Kemudian Black memberikan seset bola. "Meja tiga belas untuk kalian."

Widya tersenyum, lalu mereka berjalan ke belakang. Saat mereka berjalan setiap lelaki menoleh ke arah mereka. Sebagian tersenyum, sebagian lagi berpura-pura tidak menyadari mereka, padahal kenyataannya mereka sangat menyadarinya.

"Widya, kamu kenal dengan mereka?" tanya Diana pelan.

"Tidak semuanya" Widya tersenyum.

"Kita suka datang kesini untuk mencoba sesuatu." Jelas Vonny. "Kita juga tidak takut dengan kompetisi," sambungnya.

Widya mulai berkeliaran untuk menghampiri teman-teman lelakinya. Sedangkan Vonny membawa Diana ke salah satu meja, tempat dua orang berusia setengah baya yang sedang terlibat dalam permainan yang seru. Salah satu dari mereka berjalan memutari meja dengan langkah perlahan, menatap ke tengah meja seperti pemburu yang mengincar buruannya. Kedua lelaki itu mengenakan kaos hitam tipis yang menonjolkan otot punggungnya.

"Ayo kita bertaruh satu juta bahwa teman baruku bisa melakukan sodokan itu untukmu," kata Vonny. "Tepat di sudut kiri." Di meja hanya ada satu bola putih, dua bola bergaris dan satu bola hitam di samping meja.

"Dengan teman barumu, siapa takut?" sahut lelaki itu sambil tertawa. "Bahkan aku sendiri tidak bisa melakukannya, tapi sayangnya aku tidak pernah gagal menyodok bola seumur hidupku." Lelaki itu menyeringai serta mengelus bagian dagunya yang terlihat menjijikan.

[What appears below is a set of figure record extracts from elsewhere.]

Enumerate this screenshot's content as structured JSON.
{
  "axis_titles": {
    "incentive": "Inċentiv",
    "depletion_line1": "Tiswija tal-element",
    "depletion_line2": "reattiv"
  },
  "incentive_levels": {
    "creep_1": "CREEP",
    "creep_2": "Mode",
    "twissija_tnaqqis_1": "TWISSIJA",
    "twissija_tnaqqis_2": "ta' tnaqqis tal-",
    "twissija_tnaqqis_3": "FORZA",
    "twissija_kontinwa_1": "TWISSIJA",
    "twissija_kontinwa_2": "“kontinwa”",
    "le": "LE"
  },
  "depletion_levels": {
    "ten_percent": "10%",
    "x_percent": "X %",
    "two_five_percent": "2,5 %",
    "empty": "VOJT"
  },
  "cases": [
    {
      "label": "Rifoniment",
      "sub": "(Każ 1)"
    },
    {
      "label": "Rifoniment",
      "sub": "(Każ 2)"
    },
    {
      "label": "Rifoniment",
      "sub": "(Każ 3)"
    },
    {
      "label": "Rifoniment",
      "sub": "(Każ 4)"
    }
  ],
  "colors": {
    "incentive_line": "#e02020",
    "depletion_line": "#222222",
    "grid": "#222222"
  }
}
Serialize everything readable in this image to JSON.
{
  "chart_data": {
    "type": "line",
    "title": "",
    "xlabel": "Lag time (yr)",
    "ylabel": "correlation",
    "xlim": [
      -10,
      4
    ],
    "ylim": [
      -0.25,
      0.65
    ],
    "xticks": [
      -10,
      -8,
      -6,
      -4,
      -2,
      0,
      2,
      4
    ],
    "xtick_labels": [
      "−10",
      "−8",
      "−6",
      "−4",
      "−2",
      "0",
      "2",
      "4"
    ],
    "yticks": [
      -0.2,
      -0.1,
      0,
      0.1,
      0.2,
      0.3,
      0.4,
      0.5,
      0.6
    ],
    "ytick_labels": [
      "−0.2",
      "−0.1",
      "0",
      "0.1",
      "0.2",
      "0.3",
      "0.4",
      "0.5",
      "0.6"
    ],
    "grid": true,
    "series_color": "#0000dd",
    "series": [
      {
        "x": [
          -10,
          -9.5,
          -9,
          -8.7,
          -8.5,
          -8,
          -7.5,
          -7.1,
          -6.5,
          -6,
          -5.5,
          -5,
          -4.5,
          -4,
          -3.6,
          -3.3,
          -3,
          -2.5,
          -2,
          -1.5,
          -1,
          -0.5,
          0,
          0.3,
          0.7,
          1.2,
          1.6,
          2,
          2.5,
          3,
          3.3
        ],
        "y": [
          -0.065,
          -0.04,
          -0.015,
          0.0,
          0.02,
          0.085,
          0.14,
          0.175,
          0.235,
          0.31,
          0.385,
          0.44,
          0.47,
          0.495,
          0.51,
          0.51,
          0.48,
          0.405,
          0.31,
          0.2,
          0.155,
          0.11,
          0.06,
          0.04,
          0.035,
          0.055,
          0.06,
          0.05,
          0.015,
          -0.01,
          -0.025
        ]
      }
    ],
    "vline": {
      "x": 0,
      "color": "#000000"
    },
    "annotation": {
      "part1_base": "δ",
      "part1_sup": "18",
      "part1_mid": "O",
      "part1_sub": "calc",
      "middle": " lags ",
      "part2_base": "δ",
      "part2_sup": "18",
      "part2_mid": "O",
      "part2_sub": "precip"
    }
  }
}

"Oke kalau begitu, biarkan temanku bertaruh dan memenangkannya."

"Oke, aku akan memberikan satu juta untuk sodokan gadis kecil itu." Lelaki itu mendengus.

Diana menatap Vonny, dia merasa amat payah untuk melakukan sodokan itu. Seumur hidupnya, Diana hanya pernah sekali bermain billiar dengan Remi satu tahun yang lalu dan bolanya terus terpantul di atas meja. "Aku sama sekali tidak bisa."

"Aku rasa kamu lebih baik daripada yang kamu pikirkan." Tegas Vonny.

Vonny mengambil tongkat dari lelaki berkaos hitam. Vonny merogoh sakunya dan mengeluarkan kapur kotak berwarna hitam. Dia menggosok ujung tongkat ke kapur tersebut dan memutarnya. Kemudian dia menyerahkan tongkat itu kepada Diana. Hal itu membuat tangan Diana bergetar.

"Take your time, honey," kata Vonny. Diana mendengar kedua lelaki itu mencibirnya.

"Sodok bola yang putih hingga mengenai bola yang hitam, lalu pantulankan ke dinding, dinding yang itu kemudian ke sudut yang ada di sebelah kiri," bisik Vonny.

Diana memegang tongkatnya. Tangannya gemetar. Diana hanya menunduk ke atas meja lalu menarik tongkatnya ke belakang. Dia mendorongnya ke depan untuk menyodok bola yang putih. Bolanya meluncur ke seberang meja karena dorongan kekuatan yang lebih besar daripada yang diberikan sodokan Diana.

Bola putih mengenai bola nomor delapan memantul ke satu dinding lalu dinding yang lain. Terakhir meluncur dengan mulus ke sudut kiri. Diana berhasil melakukannya dengan sempurna.

Selama sedetik mereka semua hanya berdiri di sana dengan melongo. Diana sendiri tidak percaya dengan apa yang dia telah lakukan.

"Waktunya membayar, para lelaki tampan," pinta Vonny. Vonny mengulurkan tangannya yang kecil. Diana berdiri di sana dengan wajah merona. Tapi saat dia mengangkat kepala, Diana tersentak karena kedua lelaki itu melihatnya dengan takjub.

Tidak pernah ada yang melihatnya dengan cara seperti itu sebelumnya. Tidak satu kali pun seumur hidupnya. Andai saja ada Brian dan dia melihat apa yang baru saja terjadi.

Mereka menyerahkan uang ke tangan Vonny yang terulur. "Kita bisa melakukannya kapan saja, selama kalian berani untuk bertaruh." Nada suara Vonny terdengar manis namun wajahnya sinis.

Vonny juga mengulurkan tangan dan menyentuh salah satu wajah lelaki itu untuk beberapa saat. Kemudian dia membisikkan sesuatu dan lelaki itu memejamkan mata. Vonny dan Diana meninggalkan meja tersebut dan menemui Widya di meja tiga belas.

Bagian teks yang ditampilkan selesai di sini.